Der IS ermordete 2015 in Libyen 21
Männer, die fast alle der koptischen Kirche angehörten. Dort werden
sie inzwischen als Märtyrer verehrt. Martin Mosebach reiste nach
Ägypten und besuchte viele Personen, die mit den diesen Märtyrern
zu tun hatten.
Boot. Berlin, 2019. |
"Die junge Witwe des
achtundzwanzigjährigen Samuel, des Älteren, zeigte mir zunächst
ein gestelltes Familienfoto, auf dem sie mit Mann und drei Kindern
vor der Kulisse einer futuristischen Skyline steht, fügte dann aber
hinzu, ihr Mann habe auch von Libyen darauf geachtet, daß die
Familie bete – bei jedem Anruf sei das seine letzte Frage gewesen.

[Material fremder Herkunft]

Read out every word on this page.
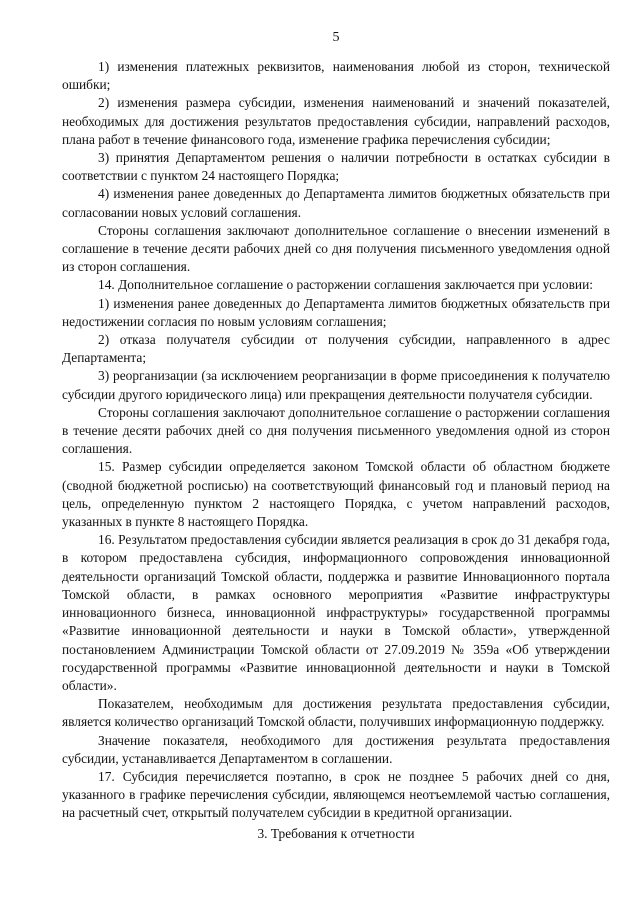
5

1) изменения платежных реквизитов, наименования любой из сторон, технической ошибки;

2) изменения размера субсидии, изменения наименований и значений показателей, необходимых для достижения результатов предоставления субсидии, направлений расходов, плана работ в течение финансового года, изменение графика перечисления субсидии;

3) принятия Департаментом решения о наличии потребности в остатках субсидии в соответствии с пунктом 24 настоящего Порядка;

4) изменения ранее доведенных до Департамента лимитов бюджетных обязательств при согласовании новых условий соглашения.

Стороны соглашения заключают дополнительное соглашение о внесении изменений в соглашение в течение десяти рабочих дней со дня получения письменного уведомления одной из сторон соглашения.

14. Дополнительное соглашение о расторжении соглашения заключается при условии:

1) изменения ранее доведенных до Департамента лимитов бюджетных обязательств при недостижении согласия по новым условиям соглашения;

2) отказа получателя субсидии от получения субсидии, направленного в адрес Департамента;

3) реорганизации (за исключением реорганизации в форме присоединения к получателю субсидии другого юридического лица) или прекращения деятельности получателя субсидии.

Стороны соглашения заключают дополнительное соглашение о расторжении соглашения в течение десяти рабочих дней со дня получения письменного уведомления одной из сторон соглашения.

15. Размер субсидии определяется законом Томской области об областном бюджете (сводной бюджетной росписью) на соответствующий финансовый год и плановый период на цель, определенную пунктом 2 настоящего Порядка, с учетом направлений расходов, указанных в пункте 8 настоящего Порядка.

16. Результатом предоставления субсидии является реализация в срок до 31 декабря года, в котором предоставлена субсидия, информационного сопровождения инновационной деятельности организаций Томской области, поддержка и развитие Инновационного портала Томской области, в рамках основного мероприятия «Развитие инфраструктуры инновационного бизнеса, инновационной инфраструктуры» государственной программы «Развитие инновационной деятельности и науки в Томской области», утвержденной постановлением Администрации Томской области от 27.09.2019 № 359а «Об утверждении государственной программы «Развитие инновационной деятельности и науки в Томской области».

Показателем, необходимым для достижения результата предоставления субсидии, является количество организаций Томской области, получивших информационную поддержку.

Значение показателя, необходимого для достижения результата предоставления субсидии, устанавливается Департаментом в соглашении.

17. Субсидия перечисляется поэтапно, в срок не позднее 5 рабочих дней со дня, указанного в графике перечисления субсидии, являющемся неотъемлемой частью соглашения, на расчетный счет, открытый получателем субсидии в кредитной организации.

3. Требования к отчетности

Der sechsundzwanzigjährige Milad
hielt bei schwerer Feldarbeit gegen den Rat des Pfarrers seine Fasten
ein und antwortete ihm: 'Der Mensch lebt nicht vom Brot allein.' So
erzählte es seine Witwe, beinahe noch ein Kind, in der Witwentracht
wie verkleidet; aus Libyen hat man ihr seine Bibel geschickt, die er
immer in der Tasche trug – sie kann nicht lesen und verwahrt diesen
Schatz für ihre Kinder.
Der dreiundzwanzigjährige Girgis der Ältere, mit seiner Cousine frisch verlobt, habe oft zwei Stunden lang in seinem Zimmer gebetet - der einäugige Vater mit weißem Turban zeigte auf die geschlossene Tür, die mit bunten Heiligenbildchen beklebt war, als sei dahinter immer noch sein Sohn."1
Reflexion zum Text:
Aus der Perspektive des Todes verändert
sich der Blick auf einen Menschen natürlich. Besonders gilt das für
geliebte Menschen. Wichtig werden dann die ganz
einfachen, von Mosebach beschriebenen Gegenstände, die von den Toten übrig bleiben: Ein Foto, eine Bibel, eine Tür.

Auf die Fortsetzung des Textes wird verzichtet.